Schnauzers can be very vocal dogs, especially if they have not been properly trained. They are naturally suspicious and may bark at anything and anyone.

  • Do Schnauzers like to cuddle?

Yes, they do. Miniature Schnauzers are among the most affectionate dogs and can spend hours on end cuddling with the owner.

  • Do Schnauzers smell?

Yes, they do it with their nose, LOL! Seriously, though, Miniature Schnauzers have excessively oily skin which have an unpleasant odor when they are not properly groomed.

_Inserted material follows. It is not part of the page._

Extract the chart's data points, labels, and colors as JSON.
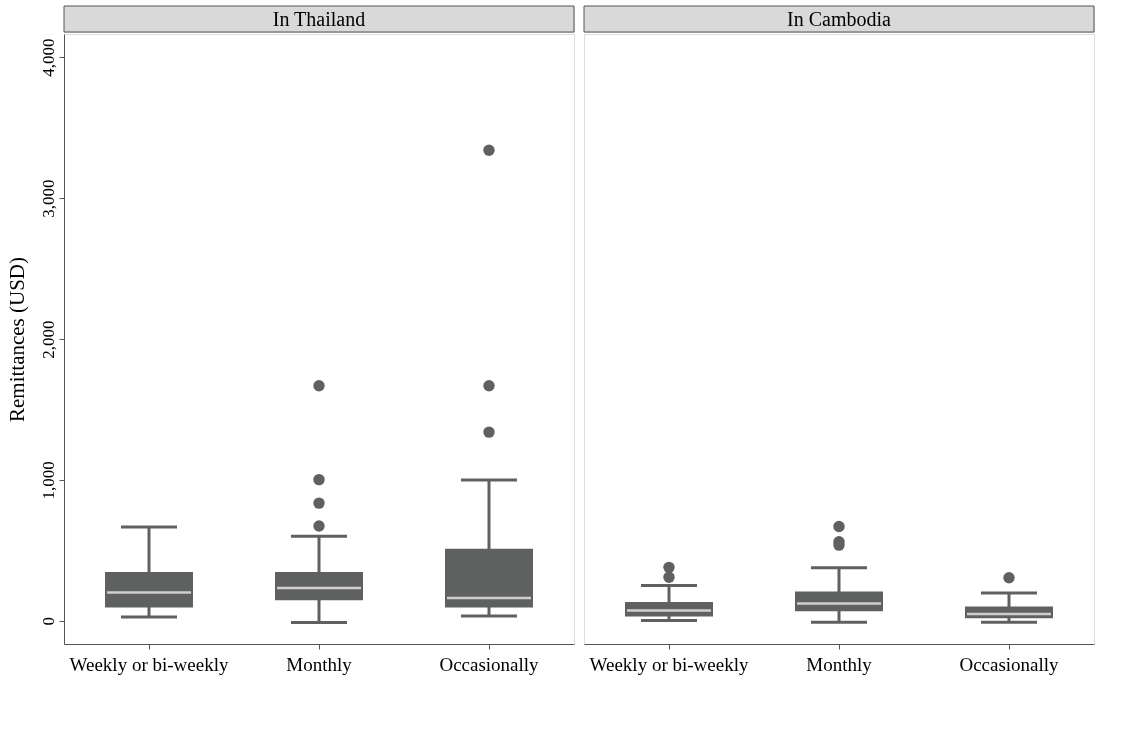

  • Can Miniature Schnauzers be left alone?

No. Miniature Schnauzers get bored when left alone and may vent out the frustration using undesirable behavior like barking excessively.

  • Are Miniature Schnauzer easy to train?

Yes, they are. Miniature Schnauzers are among the most intelligent dogs. They will learn whatever you train them quickly and perform it enthusiastically.

  • When can Miniature Schnauzers get pregnant?

A female Miniature Schnauzer attains sexual maturity anywhere between 6 and 12 months. However, it is recommended that a breeder waits until she is 15 to 18 months before attempting to breed her, and never breeding in the first heat.

  • How much exercise does a miniature schnauzer need?

Miniature Schnauzers need at least 30 minutes of exercise per day. While walking is the most ideal exercise for a Mini Schnauzer, you can try to incorporate games and activities, treadmill, swimming, park games and so on.

  • How much is a Miniature Schnauzer?

$500 to $2,700 when you acquire him from a breeder. Shelters and rescue centers charge between $50 and $300.